Secondly, these things take a long time (6-12 hours). It would be absurd to stand there and watch the patient for that entire time in the OR if you're not operating. You can't do anything else while you're bumming around in the OR watching the patient's temperature rise. The OR is much more expensive to use (it's $60/minute, from what I've been quoted, which is about 20x more than the ICU).

So why do an abbreviated operation to rush the patient out of theatre?
Because the patient is going to become colder, more coagulopathic, more acidemic, and you're going to get further and further behind. The more blood product you give, the farther from a physiologic state you get. Stop the bleeding, stop enteral leakage, make sure vital organs/limbs are being perfused, and get out.

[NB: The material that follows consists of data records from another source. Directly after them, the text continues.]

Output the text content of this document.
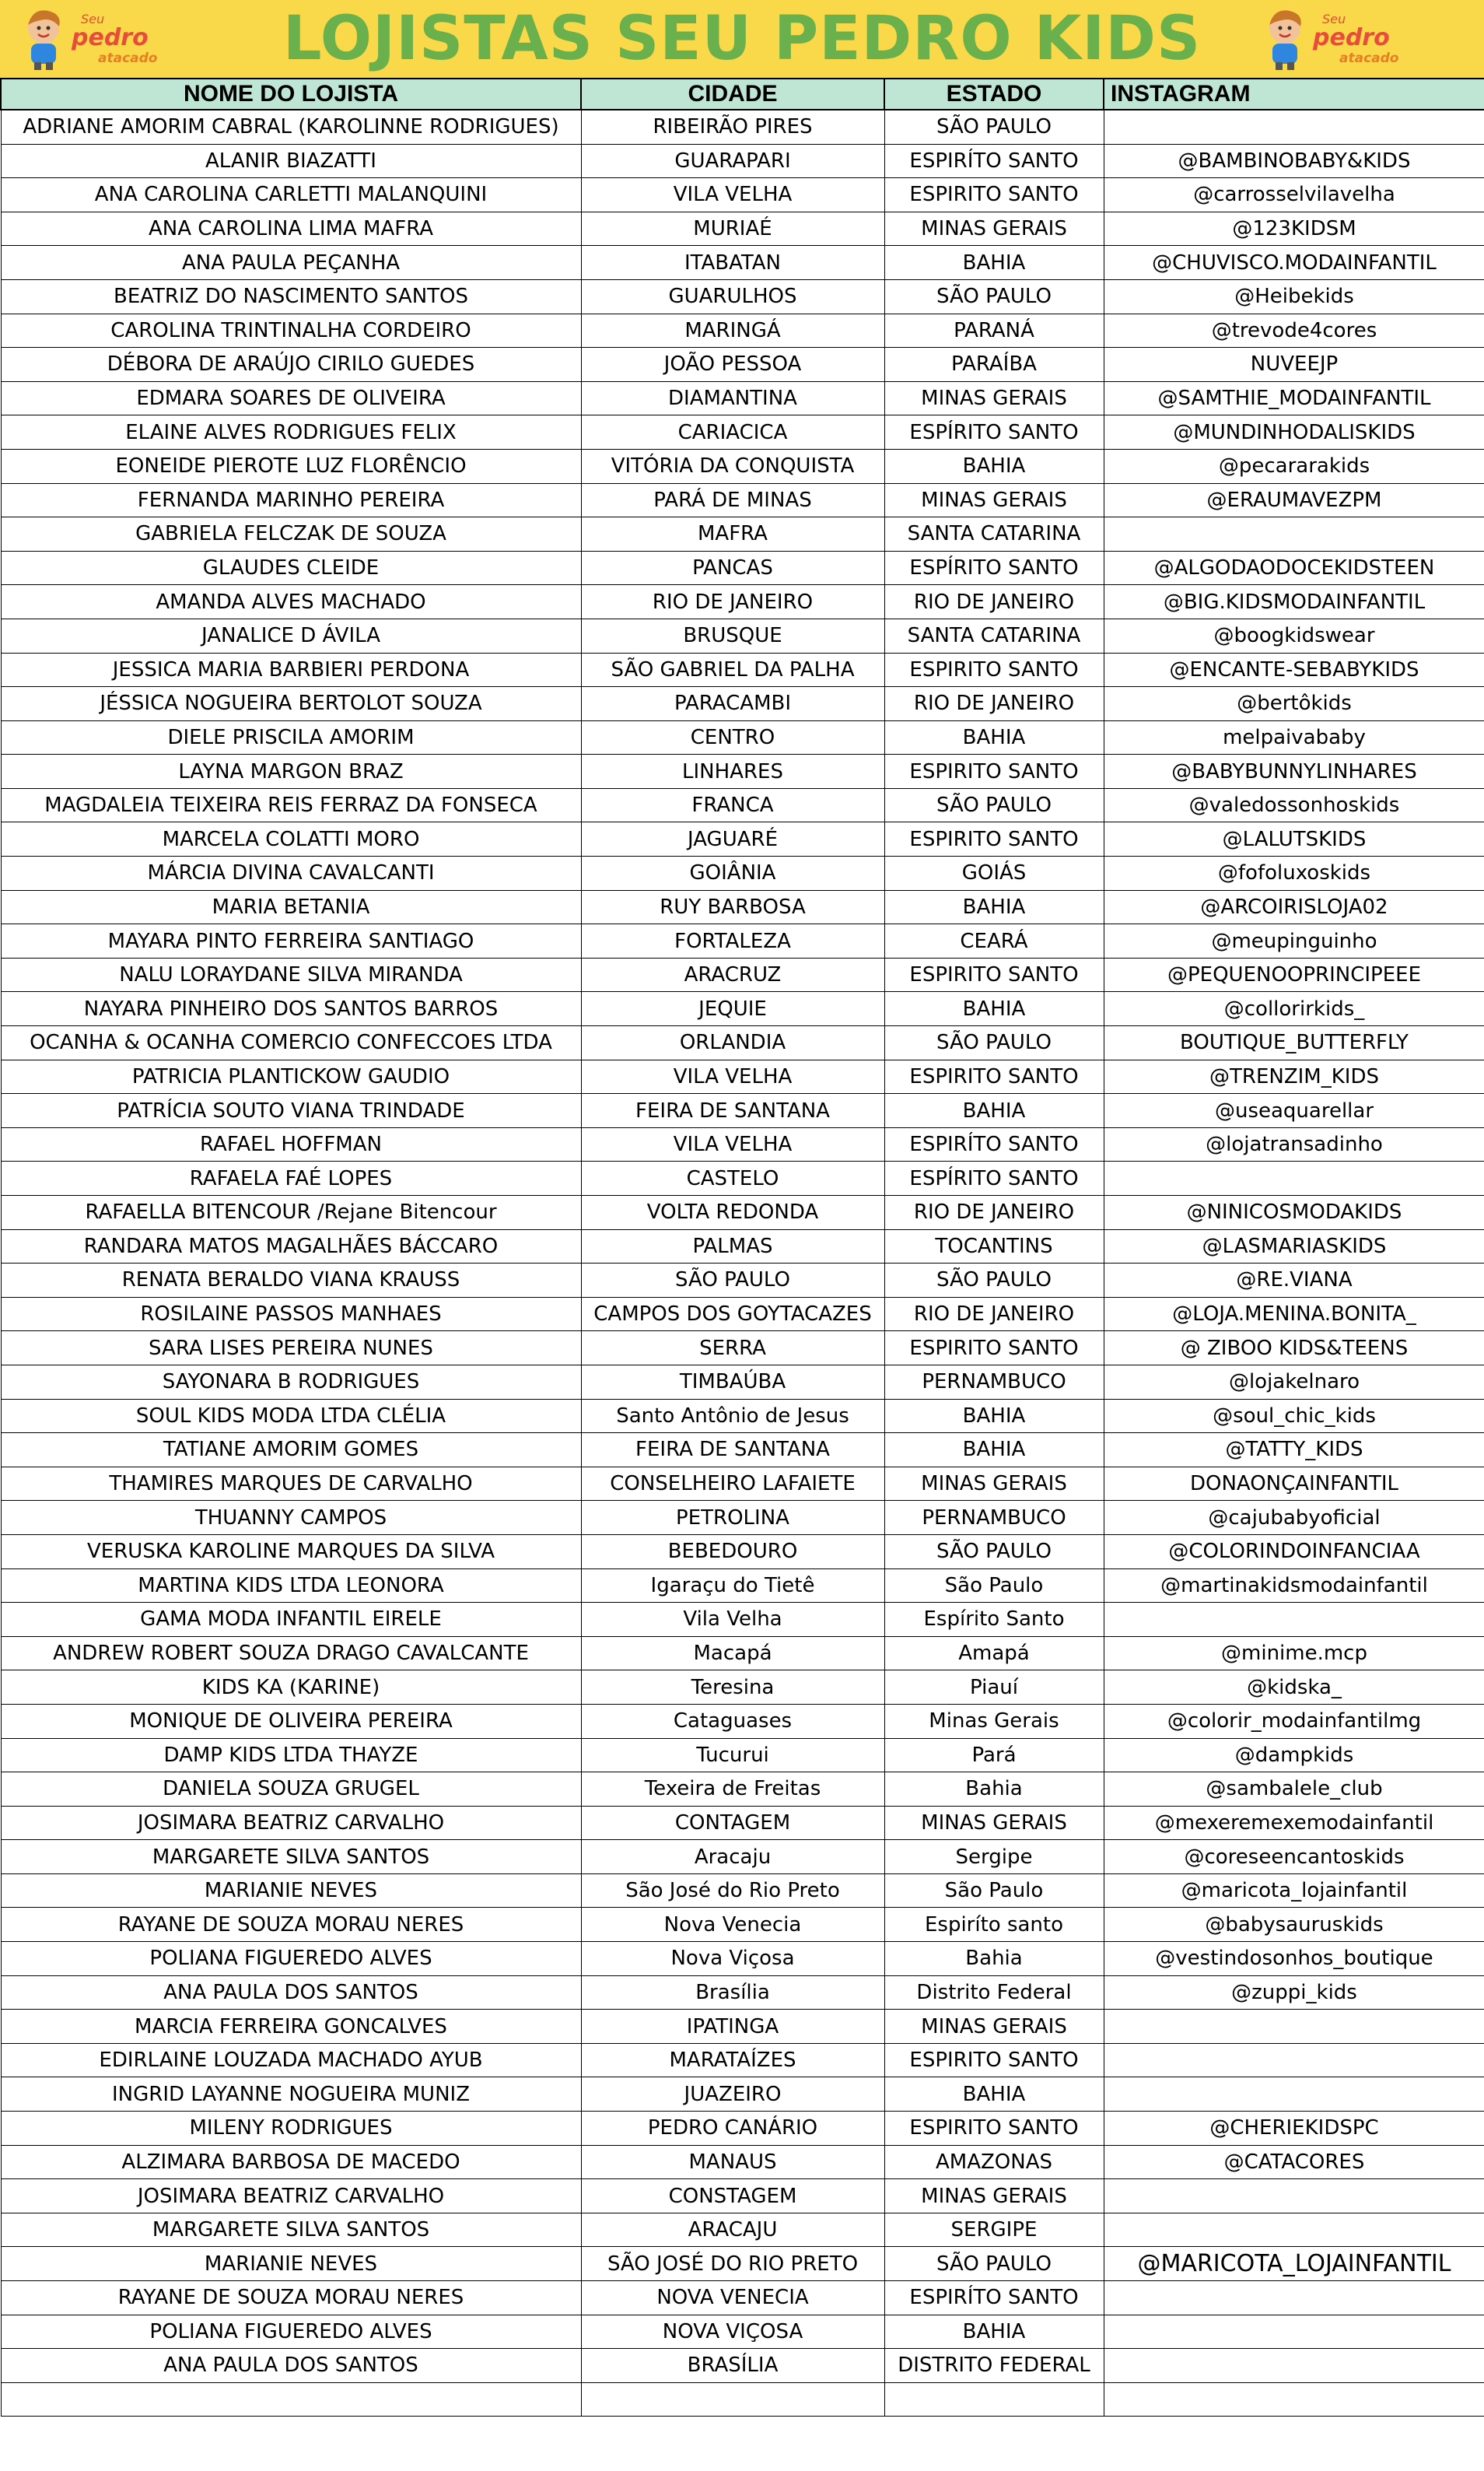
Seu
pedro
atacado	LOJISTAS SEU PEDRO KIDS	Seu
pedro
atacado
NOME DO LOJISTA	CIDADE	ESTADO	INSTAGRAM
ADRIANE AMORIM CABRAL (KAROLINNE RODRIGUES)	RIBEIRÃO PIRES	SÃO PAULO	
ALANIR BIAZATTI	GUARAPARI	ESPIRÍTO SANTO	@BAMBINOBABY&KIDS
ANA CAROLINA CARLETTI MALANQUINI	VILA VELHA	ESPIRITO SANTO	@carrosselvilavelha
ANA CAROLINA LIMA MAFRA	MURIAÉ	MINAS GERAIS	@123KIDSM
ANA PAULA PEÇANHA	ITABATAN	BAHIA	@CHUVISCO.MODAINFANTIL
BEATRIZ DO NASCIMENTO SANTOS	GUARULHOS	SÃO PAULO	@Heibekids
CAROLINA TRINTINALHA CORDEIRO	MARINGÁ	PARANÁ	@trevode4cores
DÉBORA DE ARAÚJO CIRILO GUEDES	JOÃO PESSOA	PARAÍBA	NUVEEJP
EDMARA SOARES DE OLIVEIRA	DIAMANTINA	MINAS GERAIS	@SAMTHIE_MODAINFANTIL
ELAINE ALVES RODRIGUES FELIX	CARIACICA	ESPÍRITO SANTO	@MUNDINHODALISKIDS
EONEIDE PIEROTE LUZ FLORÊNCIO	VITÓRIA DA CONQUISTA	BAHIA	@pecararakids
FERNANDA MARINHO PEREIRA	PARÁ DE MINAS	MINAS GERAIS	@ERAUMAVEZPM
GABRIELA FELCZAK DE SOUZA	MAFRA	SANTA CATARINA	
GLAUDES CLEIDE	PANCAS	ESPÍRITO SANTO	@ALGODAODOCEKIDSTEEN
AMANDA ALVES MACHADO	RIO DE JANEIRO	RIO DE JANEIRO	@BIG.KIDSMODAINFANTIL
JANALICE D ÁVILA	BRUSQUE	SANTA CATARINA	@boogkidswear
JESSICA MARIA BARBIERI PERDONA	SÃO GABRIEL DA PALHA	ESPIRITO SANTO	@ENCANTE-SEBABYKIDS
JÉSSICA NOGUEIRA BERTOLOT SOUZA	PARACAMBI	RIO DE JANEIRO	@bertôkids
DIELE PRISCILA AMORIM	CENTRO	BAHIA	melpaivababy
LAYNA MARGON BRAZ	LINHARES	ESPIRITO SANTO	@BABYBUNNYLINHARES
MAGDALEIA TEIXEIRA REIS FERRAZ DA FONSECA	FRANCA	SÃO PAULO	@valedossonhoskids
MARCELA COLATTI MORO	JAGUARÉ	ESPIRITO SANTO	@LALUTSKIDS
MÁRCIA DIVINA CAVALCANTI	GOIÂNIA	GOIÁS	@fofoluxoskids
MARIA BETANIA	RUY BARBOSA	BAHIA	@ARCOIRISLOJA02
MAYARA PINTO FERREIRA SANTIAGO	FORTALEZA	CEARÁ	@meupinguinho
NALU LORAYDANE SILVA MIRANDA	ARACRUZ	ESPIRITO SANTO	@PEQUENOOPRINCIPEEE
NAYARA PINHEIRO DOS SANTOS BARROS	JEQUIE	BAHIA	@collorirkids_
OCANHA & OCANHA COMERCIO CONFECCOES LTDA	ORLANDIA	SÃO PAULO	BOUTIQUE_BUTTERFLY
PATRICIA PLANTICKOW GAUDIO	VILA VELHA	ESPIRITO SANTO	@TRENZIM_KIDS
PATRÍCIA SOUTO VIANA TRINDADE	FEIRA DE SANTANA	BAHIA	@useaquarellar
RAFAEL HOFFMAN	VILA VELHA	ESPIRÍTO SANTO	@lojatransadinho
RAFAELA FAÉ LOPES	CASTELO	ESPÍRITO SANTO	
RAFAELLA BITENCOUR /Rejane Bitencour	VOLTA REDONDA	RIO DE JANEIRO	@NINICOSMODAKIDS
RANDARA MATOS MAGALHÃES BÁCCARO	PALMAS	TOCANTINS	@LASMARIASKIDS
RENATA BERALDO VIANA KRAUSS	SÃO PAULO	SÃO PAULO	@RE.VIANA
ROSILAINE PASSOS MANHAES	CAMPOS DOS GOYTACAZES	RIO DE JANEIRO	@LOJA.MENINA.BONITA_
SARA LISES PEREIRA NUNES	SERRA	ESPIRITO SANTO	@ ZIBOO KIDS&TEENS
SAYONARA B RODRIGUES	TIMBAÚBA	PERNAMBUCO	@lojakelnaro
SOUL KIDS MODA LTDA CLÉLIA	Santo Antônio de Jesus	BAHIA	@soul_chic_kids
TATIANE AMORIM GOMES	FEIRA DE SANTANA	BAHIA	@TATTY_KIDS
THAMIRES MARQUES DE CARVALHO	CONSELHEIRO LAFAIETE	MINAS GERAIS	DONAONÇAINFANTIL
THUANNY CAMPOS	PETROLINA	PERNAMBUCO	@cajubabyoficial
VERUSKA KAROLINE MARQUES DA SILVA	BEBEDOURO	SÃO PAULO	@COLORINDOINFANCIAA
MARTINA KIDS LTDA LEONORA	Igaraçu do Tietê	São Paulo	@martinakidsmodainfantil
GAMA MODA INFANTIL EIRELE	Vila Velha	Espírito Santo	
ANDREW ROBERT SOUZA DRAGO CAVALCANTE	Macapá	Amapá	@minime.mcp
KIDS KA (KARINE)	Teresina	Piauí	@kidska_
MONIQUE DE OLIVEIRA PEREIRA	Cataguases	Minas Gerais	@colorir_modainfantilmg
DAMP KIDS LTDA THAYZE	Tucurui	Pará	@dampkids
DANIELA SOUZA GRUGEL	Texeira de Freitas	Bahia	@sambalele_club
JOSIMARA BEATRIZ CARVALHO	CONTAGEM	MINAS GERAIS	@mexeremexemodainfantil
MARGARETE SILVA SANTOS	Aracaju	Sergipe	@coreseencantoskids
MARIANIE NEVES	São José do Rio Preto	São Paulo	@maricota_lojainfantil
RAYANE DE SOUZA MORAU NERES	Nova Venecia	Espiríto santo	@babysauruskids
POLIANA FIGUEREDO ALVES	Nova Viçosa	Bahia	@vestindosonhos_boutique
ANA PAULA DOS SANTOS	Brasília	Distrito Federal	@zuppi_kids
MARCIA FERREIRA GONCALVES	IPATINGA	MINAS GERAIS	
EDIRLAINE LOUZADA MACHADO AYUB	MARATAÍZES	ESPIRITO SANTO	
INGRID LAYANNE NOGUEIRA MUNIZ	JUAZEIRO	BAHIA	
MILENY RODRIGUES	PEDRO CANÁRIO	ESPIRITO SANTO	@CHERIEKIDSPC
ALZIMARA BARBOSA DE MACEDO	MANAUS	AMAZONAS	@CATACORES
JOSIMARA BEATRIZ CARVALHO	CONSTAGEM	MINAS GERAIS	
MARGARETE SILVA SANTOS	ARACAJU	SERGIPE	
MARIANIE NEVES	SÃO JOSÉ DO RIO PRETO	SÃO PAULO	@MARICOTA_LOJAINFANTIL
RAYANE DE SOUZA MORAU NERES	NOVA VENECIA	ESPIRÍTO SANTO	
POLIANA FIGUEREDO ALVES	NOVA VIÇOSA	BAHIA	
ANA PAULA DOS SANTOS	BRASÍLIA	DISTRITO FEDERAL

You might have other trauma patients to attend to as well, and a 6 hour definitive operation would leave them unattended. The trauma surgeon may want a subspecialist to help with a complicated reconstruction as well, and you don't need to call them in at 3am.
 
Members don't see this ad :)
That sounds like a bargain, I'm at a community place and supposedly it is around $150 a minute. This is for non-trauma/acute care surgeries.

My old hospital was "$60/minute" but I always thought the math was a little flawed. That assumes that all ORs and all OR staff are being constantly productive and all resources are being utilized. If it takes me 20 minutes to do a case instead of 10, I don't think the hospital just lost $600.

If you want to test it, just flip it around on the OR administrators and mention how much time you save by using certain expensive instruments.
 
My old hospital was "$60/minute" but I always thought the math was a little flawed. That assumes that all ORs and all OR staff are being constantly productive and all resources are being utilized. If it takes me 20 minutes to do a case instead of 10, I don't think the hospital just lost $600.

If you want to test it, just flip it around on the OR administrators and mention how much time you save by using certain expensive instruments.

Sorry, I thought he was saying that's what the OR costs, as in what it is costing the patient to be in there. That's what I was talking about. When I was on surgery, at the end of a case my senior would hand me the needle driver and pickups and say "OK, you have $500 worth of time, go."